London Mayor Boris Johnson all but conceded defeat in the battle to have a new hub airport built east of London at the weekend.
Johnson told the Financial Times he believes the Davies Commission examining the case for hub expansion in the southeast will plump for Heathrow.
The government-appointed commission, chaired by Howard Davies, is due to publish an interim report by the end of this year ahead of full recommendations in 2015.
Johnson opposes Heathrow expansion and has campaigned instead for a new airport in the Thames estuary – although recently he has also argued for expanding Stansted as an alternative.
But he told the Financial Times: “When Heathrow is on the table, nobody is going to be impressed with any other solution. That is the reality.

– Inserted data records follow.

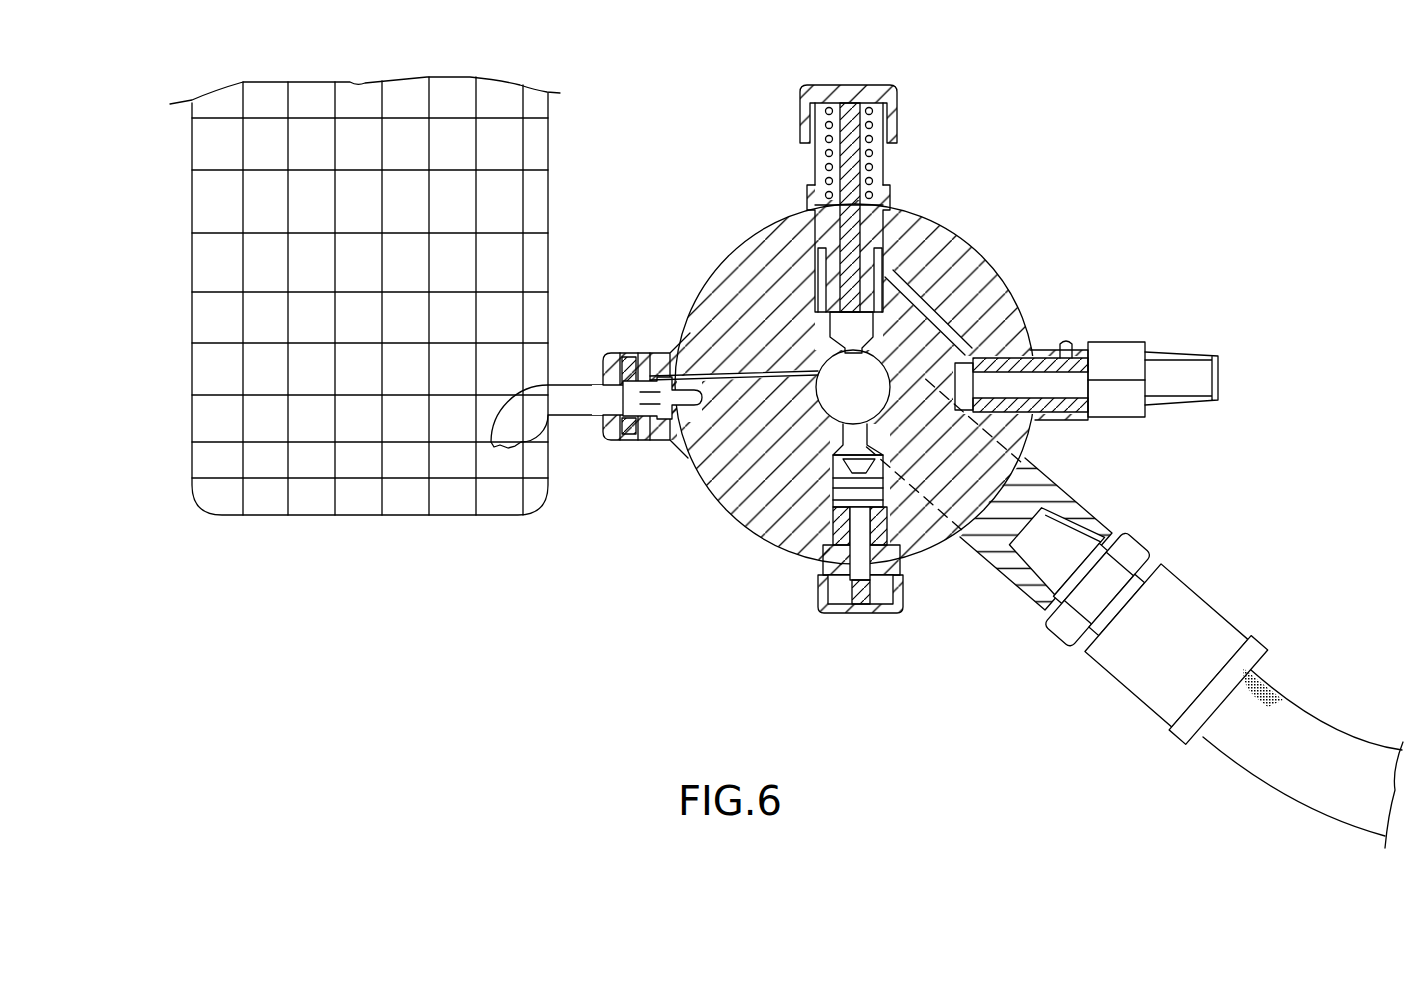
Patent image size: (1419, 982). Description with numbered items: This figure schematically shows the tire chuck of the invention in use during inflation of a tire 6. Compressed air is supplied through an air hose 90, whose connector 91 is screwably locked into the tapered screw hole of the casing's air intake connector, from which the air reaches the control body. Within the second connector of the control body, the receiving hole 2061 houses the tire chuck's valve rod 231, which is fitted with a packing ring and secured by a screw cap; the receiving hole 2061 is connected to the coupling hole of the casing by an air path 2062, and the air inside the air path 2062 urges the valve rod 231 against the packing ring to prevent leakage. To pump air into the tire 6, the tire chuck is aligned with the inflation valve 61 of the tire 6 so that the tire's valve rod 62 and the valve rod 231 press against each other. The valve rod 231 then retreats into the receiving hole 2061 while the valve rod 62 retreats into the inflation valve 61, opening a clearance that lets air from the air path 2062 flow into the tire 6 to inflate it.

The tire 6 is at (455, 490).
The inflation valve 61 is at (572, 408).
The valve rod 62 is at (603, 380).
The valve rod 231 is at (607, 356).
The receiving hole 2061 is at (655, 418).
The air path 2062 is at (757, 358).
The connector 91 is at (1207, 622).
The air hose 90 is at (1335, 752).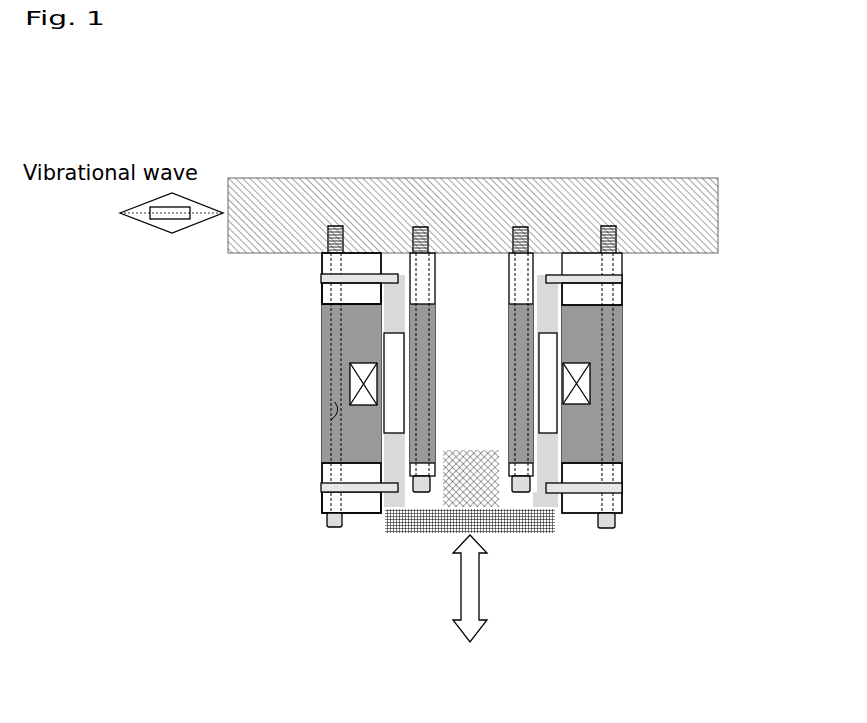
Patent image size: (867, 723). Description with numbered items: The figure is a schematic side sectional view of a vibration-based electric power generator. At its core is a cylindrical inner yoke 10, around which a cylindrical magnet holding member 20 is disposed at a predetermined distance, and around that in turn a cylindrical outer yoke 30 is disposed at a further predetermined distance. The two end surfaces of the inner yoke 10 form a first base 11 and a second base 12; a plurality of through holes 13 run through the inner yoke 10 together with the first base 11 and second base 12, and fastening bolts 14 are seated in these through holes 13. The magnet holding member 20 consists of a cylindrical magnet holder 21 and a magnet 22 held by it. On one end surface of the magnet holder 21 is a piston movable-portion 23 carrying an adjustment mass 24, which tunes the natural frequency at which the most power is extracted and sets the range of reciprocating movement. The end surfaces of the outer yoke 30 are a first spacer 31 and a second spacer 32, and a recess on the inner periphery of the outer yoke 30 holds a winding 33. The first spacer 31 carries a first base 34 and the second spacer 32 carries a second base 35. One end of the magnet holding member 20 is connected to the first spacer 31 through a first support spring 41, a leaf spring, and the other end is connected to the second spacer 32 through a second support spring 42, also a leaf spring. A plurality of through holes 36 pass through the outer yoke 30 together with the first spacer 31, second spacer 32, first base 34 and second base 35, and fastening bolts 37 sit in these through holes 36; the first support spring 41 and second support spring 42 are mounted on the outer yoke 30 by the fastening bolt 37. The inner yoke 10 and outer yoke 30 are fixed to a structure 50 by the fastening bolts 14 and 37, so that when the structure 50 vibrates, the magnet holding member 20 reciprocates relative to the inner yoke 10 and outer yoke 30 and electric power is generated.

The inner yoke 10 is at (444, 357).
The first base 11 is at (540, 269).
The second base 12 is at (562, 468).
The through holes 13 is at (518, 290).
The fastening bolts 14 is at (527, 483).
The magnet holding member 20 is at (413, 332).
The magnet holder 21 is at (552, 327).
The magnet 22 is at (552, 358).
The piston movable-portion 23 is at (493, 488).
The adjustment mass 24 is at (500, 510).
The outer yoke 30 is at (313, 346).
The first spacer 31 is at (322, 296).
The second spacer 32 is at (322, 468).
The winding 33 is at (362, 385).
The first base 34 is at (322, 265).
The second base 35 is at (322, 503).
The through holes 36 is at (331, 416).
The fastening bolts 37 is at (326, 518).
The first support spring 41 is at (322, 280).
The second support spring 42 is at (322, 487).
The structure 50 is at (704, 178).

“That is where the establishment in this country is. It’s what the Treasury wants. It’s what the CBI [Confederation of British Industry] wants.”
Johnson claimed expanding Heathrow would prove “a tragedy” and insisted he would not “surrender” over the location of an expanded hub.

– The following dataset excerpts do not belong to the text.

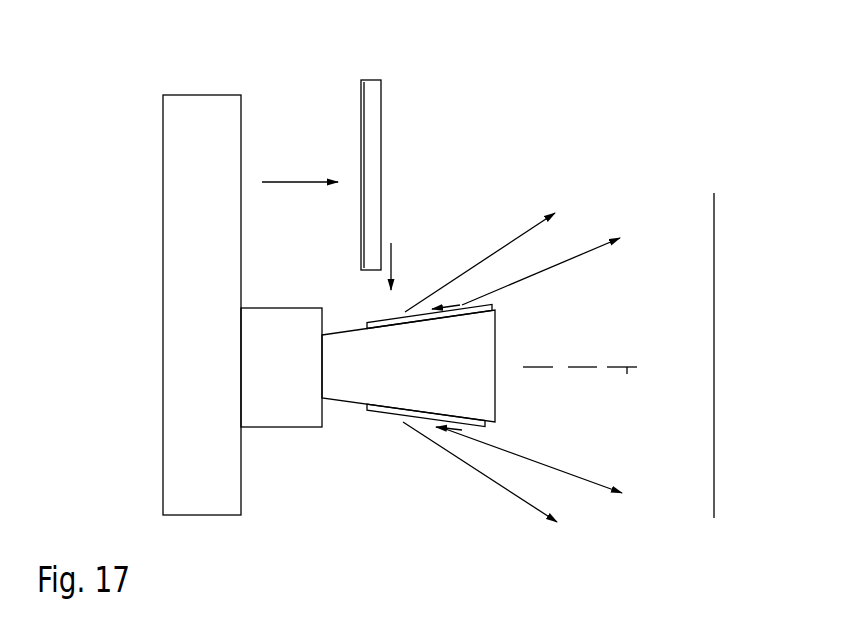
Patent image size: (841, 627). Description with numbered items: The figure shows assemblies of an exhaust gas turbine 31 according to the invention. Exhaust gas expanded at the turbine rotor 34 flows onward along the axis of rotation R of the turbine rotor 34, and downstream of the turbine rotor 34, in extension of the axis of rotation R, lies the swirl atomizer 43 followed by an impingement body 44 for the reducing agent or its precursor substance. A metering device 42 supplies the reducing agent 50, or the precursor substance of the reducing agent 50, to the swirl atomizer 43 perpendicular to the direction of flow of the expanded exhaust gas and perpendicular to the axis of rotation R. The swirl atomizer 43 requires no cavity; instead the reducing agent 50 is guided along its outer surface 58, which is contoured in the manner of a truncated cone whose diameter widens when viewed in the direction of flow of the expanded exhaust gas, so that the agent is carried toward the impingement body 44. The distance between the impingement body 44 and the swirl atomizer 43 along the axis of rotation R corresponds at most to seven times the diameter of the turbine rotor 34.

The exhaust gas turbine 31 is at (480, 87).
The turbine rotor 34 is at (162, 450).
The metering device 42 is at (381, 138).
The swirl atomizer 43 is at (496, 342).
The impingement body 44 is at (712, 218).
The reducing agent 50 is at (395, 258).
The outer surface 58 is at (352, 407).
The axis of rotation R is at (627, 374).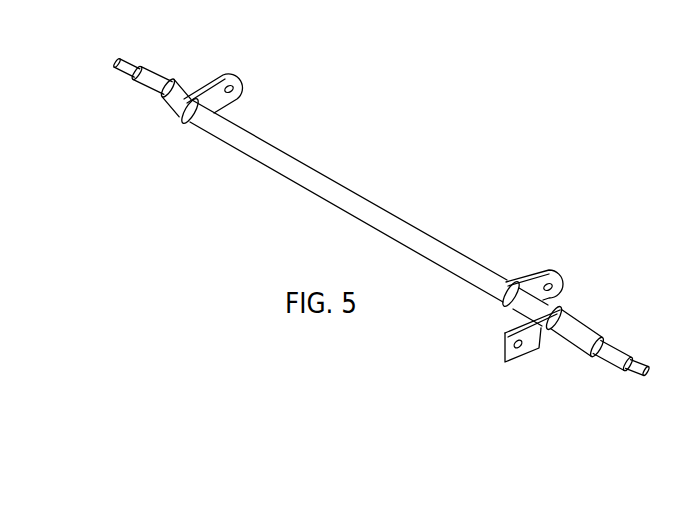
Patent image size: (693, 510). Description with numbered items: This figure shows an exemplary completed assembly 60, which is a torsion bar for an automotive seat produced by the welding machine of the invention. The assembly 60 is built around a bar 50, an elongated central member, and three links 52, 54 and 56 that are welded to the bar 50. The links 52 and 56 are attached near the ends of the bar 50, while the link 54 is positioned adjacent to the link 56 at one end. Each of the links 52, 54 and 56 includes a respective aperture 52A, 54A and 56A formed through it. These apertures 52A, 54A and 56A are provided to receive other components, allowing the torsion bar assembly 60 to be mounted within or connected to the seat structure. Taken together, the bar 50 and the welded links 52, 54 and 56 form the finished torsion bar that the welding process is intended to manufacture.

The bar 50 is at (376, 206).
The link 52 is at (233, 73).
The aperture 52A is at (238, 91).
The link 54 is at (505, 330).
The aperture 54A is at (523, 345).
The link 56 is at (548, 264).
The aperture 56A is at (562, 289).
The completed assembly 60 is at (384, 226).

He argued adding new runways at Heathrow would mean “a massive environmental screw-up”. But he said: “It may be people think: ‘A bit of noise, who cares?’ And I’ve got to accept that. It’s very difficult democratically.”
Johnson conceded: “I’m just about out there on my own. I don’t see anybody else coming to the barricades.”
Willie Walsh, head of British Airways’ parent IAG, said last week he believes the Davies Commission will lead to “nothing”. He said: “I expect Davies to produce a fantastic report. But nothing will happen because it will be handed over to politicians.”
Walsh has previously said BA would refuse to leave Heathrow if another site were chosen for a hub.